Legazpi City is known throughout the world as the site of the majestic Mayon Volcano. The perfect-cone volcano is often noted as the more-beautiful version of Japan’s Mt. Fuji. But being tagged as the “City of Fun and Adventure,” Ciudad nin Legazpi has more to offer than just sight-seeing.

The city is a component and capital of Albay Province. It also serves as Bicol Region’s administrative and political hub and its largest city in terms of population (182,201 based on 2010 census).

History

Legazpi City started as Barangay Sawangan (now Legazpi Port), where most inhabitants were farmers and fishermen. At that time, the Franciscan Friars from Doctrina of Cagsawa started converting the area to Christianity. In 1616, it was separated into a town called “Albay.” At the same time and place was also the establishment of “Mission de San Gregorio Magno de Sawangan.”

The great progress, which took 200 years in the making, was eventually burnt and buried during Mayon Volcano’s deadliest eruption in history—the 1814 eruption. Inhabitants evacuated to Taysan (formerly Makalaya) and then settled in Bagumbayan (formerly Taytay).

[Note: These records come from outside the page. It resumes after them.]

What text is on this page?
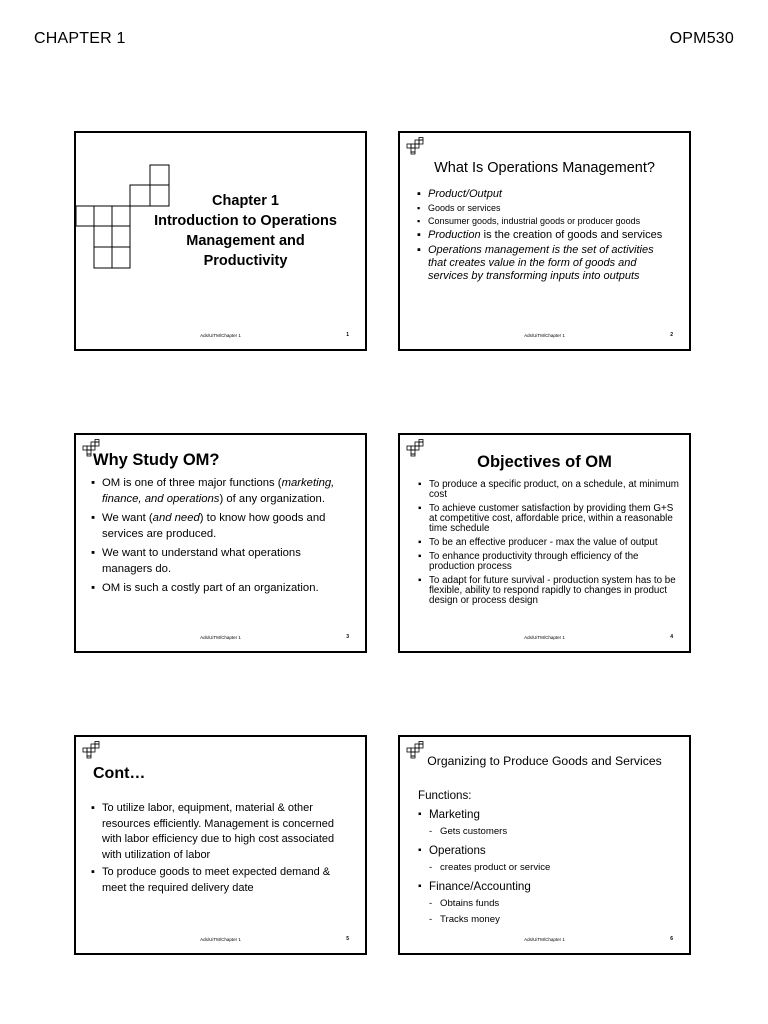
CHAPTER 1	OPM530
Chapter 1
Introduction to Operations
Management and
Productivity
Ads/UiTM/Chapter 1	1
What Is Operations Management?
▪ Product/Output
▪ Goods or services
▪ Consumer goods, industrial goods or producer goods
▪ Production is the creation of goods and services
▪ Operations management is the set of activities that creates value in the form of goods and services by transforming inputs into outputs
Ads/UiTM/Chapter 1	2
Why Study OM?
▪ OM is one of three major functions (marketing, finance, and operations) of any organization.
▪ We want (and need) to know how goods and services are produced.
▪ We want to understand what operations managers do.
▪ OM is such a costly part of an organization.
Ads/UiTM/Chapter 1	3
Objectives of OM
▪ To produce a specific product, on a schedule, at minimum cost
▪ To achieve customer satisfaction by providing them G+S at competitive cost, affordable price, within a reasonable time schedule
▪ To be an effective producer - max the value of output
▪ To enhance productivity through efficiency of the production process
▪ To adapt for future survival - production system has to be flexible, ability to respond rapidly to changes in product design or process design
Ads/UiTM/Chapter 1	4
Cont…
▪ To utilize labor, equipment, material & other resources efficiently. Management is concerned with labor efficiency due to high cost associated with utilization of labor
▪ To produce goods to meet expected demand & meet the required delivery date
Ads/UiTM/Chapter 1	5
Organizing to Produce Goods and Services
Functions:
▪ Marketing
- Gets customers
▪ Operations
- creates product or service
▪ Finance/Accounting
- Obtains funds
- Tracks money
Ads/UiTM/Chapter 1	6
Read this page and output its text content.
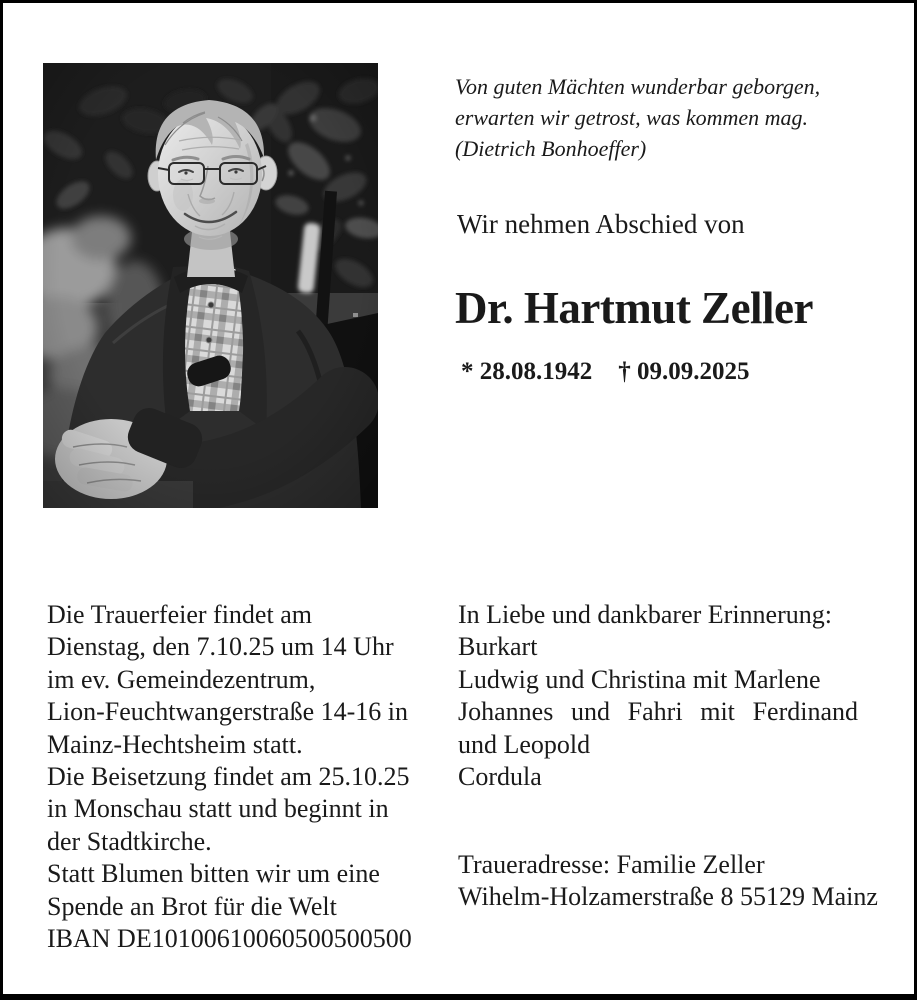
Von guten Mächten wunderbar geborgen,
erwarten wir getrost, was kommen mag.
(Dietrich Bonhoeffer)
Wir nehmen Abschied von
Dr. Hartmut Zeller
* 28.08.1942 † 09.09.2025
Die Trauerfeier findet am
Dienstag, den 7.10.25 um 14 Uhr
im ev. Gemeindezentrum,
Lion-Feuchtwangerstraße 14-16 in
Mainz-Hechtsheim statt.
Die Beisetzung findet am 25.10.25
in Monschau statt und beginnt in
der Stadtkirche.
Statt Blumen bitten wir um eine
Spende an Brot für die Welt
IBAN DE10100610060500500500
In Liebe und dankbarer Erinnerung:
Burkart
Ludwig und Christina mit Marlene
Johannes und Fahri mit Ferdinand
und Leopold
Cordula
Traueradresse: Familie Zeller
Wihelm-Holzamerstraße 8 55129 Mainz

Meanwhile, some people returned and remained to the old place and began a new barrio. The old economic status was regained but the place’s name remained as Banwang Daan or Albay Viejo. It was later called “Binanuahan,” a local term for a place “where the town formerly sat.” Sawangan became independent from Cagsawa and was declared the Partido de Ibalon’s capital, which is now the Albay Province.

The inhabitants of Albay had a 21-year quest for autonomy. To boost success, they sought help and support from Spaniards, then living in the area. The Spaniards helped but in return, the area must be named in memory of Don Miguel Lopez de Legazpi.

By 1856, Albay is known as “Legazpi.” Bigaa, Rawis, and Lamba became parts of the newly named area. It finally became a city in 1872, but then was dissolved in 1900 at the time of American occupation. In 1908, Legazpi became known as the Municipality of Albay.

Daraga separated from the capital in 1922 after realizing that merging is doing more harm than good. In 1948, Daraga and Legazpi were combined again and became known as Legazpi City. But then, the two were separated again to recreate them into municipalities. Legazpi became a city once again in 1959 and since then remained as a city.

Economy

Legazpi City is now recognized by Asian Institute of Management as among the top most competitive cities in the country. It’s also named by Philippine Chamber of Commerce and Industry as among the business-friendliest cities in South Luzon.

The city’s natural resources are well-tapped, too, especially the fishing grounds and metallic ore/non-metallic reserves. Rice, root crops, and coconut are its best products while abaca, wig, perlite, copra cake, and coconut oil are the majorly exported.

Manufacturing and mining are the city’s major industries, while noodle manufacturing and cottage industry are the leading home industries.

Weather

Like most cities in Southeast Asia, Legazpi City enjoys a tropical rainforest climate. Rainfall is abundant with more than 150mm of precipitation every year. This results to a noticeably wetter or more humid weather. January is usually the wettest and coolest month with an average of 25.3oC. Legazpi City hardly ever gets as hot as Metro Manila as its temperature rarely becomes higher than 35oC. May and June, the city’s hottest months, have only an average of 28.1oC. Although not one of the hottest, April is regarded as the city’s driest month, thus also the perfect month for fun and adventure.

Money

Largest national banks in the country like Banco De Oro, Metrobank, Bank of the Philippine Islands, and Landbank have branches in Legazpi City. Plenty of automated teller machines are also found in the city, usually nearby their banks and in malls. Western Union and other money changers are also abounding in the city.  

The recent years have been good to Legazpi City. More businesses opened, more jobs were created, and people are happier. Visit Legazpi and you will know that it’s indeed the “City of Fun and Adventure.”